А Журавлёв, войдя в раж, творил своё врачевательное дело, вслух по-русски приговаривая:
– А-а-а, сопишь, чёрная твоя душонка, покряхтываешь от удовольствия! Пардон, не слишком ли побеспокоил? Мне бы на дуэли с тобой сражаться, на винчестерах, а я чёрт знает чем ублажаю тебя!
Вапыскат приподнял голову и спросил удивлённо:
– О чём твои говорения? Заклятия, что ли?
– Проклятия, а не заклятия! – по-русски ответил Журавлёв. – А ну, поднажмём ещё! Хорошо, что хоть от мази этой запах деготка доносится. Это даже приятные детские воспоминания навевает. Ну, ну, работай, самозваное медицинское светило, и вспоминай, как пахли сапоги у родного батюшки или шкворень в телеге. Это же надо, до чего докатился, шаманюгу злостного ублажаю, чуть ли не в массажисты к нему напросился.
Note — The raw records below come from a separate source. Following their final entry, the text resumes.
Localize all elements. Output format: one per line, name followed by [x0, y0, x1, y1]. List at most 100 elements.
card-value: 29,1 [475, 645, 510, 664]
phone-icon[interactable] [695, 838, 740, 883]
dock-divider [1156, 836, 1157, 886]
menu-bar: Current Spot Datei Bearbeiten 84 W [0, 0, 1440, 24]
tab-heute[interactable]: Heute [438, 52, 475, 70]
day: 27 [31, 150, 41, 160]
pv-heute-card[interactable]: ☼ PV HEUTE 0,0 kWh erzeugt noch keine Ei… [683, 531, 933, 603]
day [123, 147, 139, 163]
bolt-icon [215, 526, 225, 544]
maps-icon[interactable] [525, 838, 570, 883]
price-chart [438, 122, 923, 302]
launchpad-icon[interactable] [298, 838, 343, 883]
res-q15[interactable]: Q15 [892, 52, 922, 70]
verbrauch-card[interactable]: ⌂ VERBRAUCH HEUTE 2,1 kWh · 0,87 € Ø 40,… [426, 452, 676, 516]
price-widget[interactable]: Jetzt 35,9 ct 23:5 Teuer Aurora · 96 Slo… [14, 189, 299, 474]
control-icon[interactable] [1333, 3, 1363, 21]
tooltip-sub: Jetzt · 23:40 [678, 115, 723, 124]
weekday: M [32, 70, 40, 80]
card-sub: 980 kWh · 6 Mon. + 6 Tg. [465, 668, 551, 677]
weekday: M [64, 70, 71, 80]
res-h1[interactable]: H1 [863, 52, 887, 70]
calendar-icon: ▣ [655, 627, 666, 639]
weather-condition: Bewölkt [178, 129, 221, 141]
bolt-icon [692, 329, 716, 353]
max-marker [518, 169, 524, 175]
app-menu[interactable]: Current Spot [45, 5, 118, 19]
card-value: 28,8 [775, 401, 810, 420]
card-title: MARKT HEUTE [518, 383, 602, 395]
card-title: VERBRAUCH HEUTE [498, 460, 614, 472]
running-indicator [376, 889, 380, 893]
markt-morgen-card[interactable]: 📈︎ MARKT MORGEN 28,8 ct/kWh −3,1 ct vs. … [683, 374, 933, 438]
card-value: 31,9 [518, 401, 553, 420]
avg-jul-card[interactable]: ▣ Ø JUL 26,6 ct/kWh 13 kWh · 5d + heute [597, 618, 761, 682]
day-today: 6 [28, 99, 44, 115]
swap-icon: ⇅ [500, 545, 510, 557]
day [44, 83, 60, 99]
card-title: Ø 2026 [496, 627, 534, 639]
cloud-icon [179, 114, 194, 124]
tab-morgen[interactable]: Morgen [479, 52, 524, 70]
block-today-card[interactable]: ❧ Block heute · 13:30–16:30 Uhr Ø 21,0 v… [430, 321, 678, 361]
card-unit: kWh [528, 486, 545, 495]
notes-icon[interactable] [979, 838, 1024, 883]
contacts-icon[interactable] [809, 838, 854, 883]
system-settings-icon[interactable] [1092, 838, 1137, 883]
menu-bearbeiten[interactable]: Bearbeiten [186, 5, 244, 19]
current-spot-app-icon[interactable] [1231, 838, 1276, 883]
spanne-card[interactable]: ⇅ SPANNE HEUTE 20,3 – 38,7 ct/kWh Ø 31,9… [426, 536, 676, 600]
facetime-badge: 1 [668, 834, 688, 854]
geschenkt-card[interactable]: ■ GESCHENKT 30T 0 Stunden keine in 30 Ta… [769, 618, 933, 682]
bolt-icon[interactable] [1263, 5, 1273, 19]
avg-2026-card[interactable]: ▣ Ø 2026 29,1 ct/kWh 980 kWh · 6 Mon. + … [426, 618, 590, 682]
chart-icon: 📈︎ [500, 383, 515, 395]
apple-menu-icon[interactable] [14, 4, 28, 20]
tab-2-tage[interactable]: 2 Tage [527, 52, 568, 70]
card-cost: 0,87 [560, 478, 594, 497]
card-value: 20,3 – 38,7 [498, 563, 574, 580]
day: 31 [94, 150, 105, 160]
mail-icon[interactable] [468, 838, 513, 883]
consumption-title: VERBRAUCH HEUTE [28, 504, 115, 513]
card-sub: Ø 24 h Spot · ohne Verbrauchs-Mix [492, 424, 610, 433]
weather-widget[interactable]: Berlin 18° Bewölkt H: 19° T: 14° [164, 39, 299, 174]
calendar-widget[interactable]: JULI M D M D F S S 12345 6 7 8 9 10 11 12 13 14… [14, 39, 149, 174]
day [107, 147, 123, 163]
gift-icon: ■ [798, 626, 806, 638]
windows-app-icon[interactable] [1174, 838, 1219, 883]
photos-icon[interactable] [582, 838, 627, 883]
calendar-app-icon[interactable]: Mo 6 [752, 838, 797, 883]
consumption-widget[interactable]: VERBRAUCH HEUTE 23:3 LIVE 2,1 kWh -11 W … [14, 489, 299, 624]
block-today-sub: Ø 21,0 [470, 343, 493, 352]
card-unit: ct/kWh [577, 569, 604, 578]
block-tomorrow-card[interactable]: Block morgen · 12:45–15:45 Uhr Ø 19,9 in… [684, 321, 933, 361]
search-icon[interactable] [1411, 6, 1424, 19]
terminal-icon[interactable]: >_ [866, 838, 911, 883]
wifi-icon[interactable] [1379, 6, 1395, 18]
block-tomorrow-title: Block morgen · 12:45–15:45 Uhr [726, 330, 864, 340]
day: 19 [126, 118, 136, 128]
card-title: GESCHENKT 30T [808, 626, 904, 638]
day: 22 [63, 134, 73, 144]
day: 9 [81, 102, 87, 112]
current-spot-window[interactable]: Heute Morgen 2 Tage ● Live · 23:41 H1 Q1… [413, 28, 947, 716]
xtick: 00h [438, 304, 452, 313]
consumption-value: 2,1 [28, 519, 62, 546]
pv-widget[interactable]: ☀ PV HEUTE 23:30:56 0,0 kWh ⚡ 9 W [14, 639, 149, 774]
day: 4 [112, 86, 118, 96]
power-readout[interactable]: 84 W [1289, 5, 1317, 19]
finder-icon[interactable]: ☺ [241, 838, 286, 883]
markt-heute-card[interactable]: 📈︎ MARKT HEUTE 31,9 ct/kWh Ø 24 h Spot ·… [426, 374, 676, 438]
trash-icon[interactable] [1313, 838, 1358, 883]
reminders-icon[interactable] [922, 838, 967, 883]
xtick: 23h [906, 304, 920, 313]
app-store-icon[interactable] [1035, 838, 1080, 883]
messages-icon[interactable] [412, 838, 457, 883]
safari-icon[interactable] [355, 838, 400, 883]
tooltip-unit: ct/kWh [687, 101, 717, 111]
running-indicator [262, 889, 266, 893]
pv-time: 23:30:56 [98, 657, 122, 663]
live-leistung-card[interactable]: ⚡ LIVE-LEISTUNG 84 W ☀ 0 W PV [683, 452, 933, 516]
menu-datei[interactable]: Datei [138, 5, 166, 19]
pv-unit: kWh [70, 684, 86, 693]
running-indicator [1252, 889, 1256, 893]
Ведьма бы тебя, мракобесину, помелом своим массажировала!
Омрына, зажав нос рукою, неподвижно сидела в углу полога, порой что-то едва слышно нашёптывала.
– Нагрей чайник воды, мне надо отмыть руки, – попросил её Журавлёв.
Старуха долго не могла понять, что от неё хотят, наконец подобострастно закивала головой, выбралась из полога, принялась заново раздувать костёр…
На второй вечер Журавлёв заставил «врачевать» своего «пациента» старуху Омрыну.
– Побудь сегодня моим ассистентом, поучись у профессора, – по-русски сказал Журавлёв, снова настраивая себя на тон отчаянного зубоскала. – Да и самой, поди, нелишне полечиться, вон все руки в язвах.
Когда Журавлёв покидал стойбище шамана, тот ему сказал:
– Ты не рассказывай, что втирал в меня вонючую мерзость.
– Что вы, что вы, сэр, врачебная тайна превыше всего! – воскликнул по-русски Журавлёв и по-чукотски добавил: – Даю обещание. Но обещай и ты мне, что будешь втирать мазь каждый вечер, пока не опустеет банка. Если будет мало – приезжай за новой.
К удивлению Журавлёва, Вапыскат и вправду через полмесяца приехал к нему поздней ночью, вошёл в палатку, попросился в полог.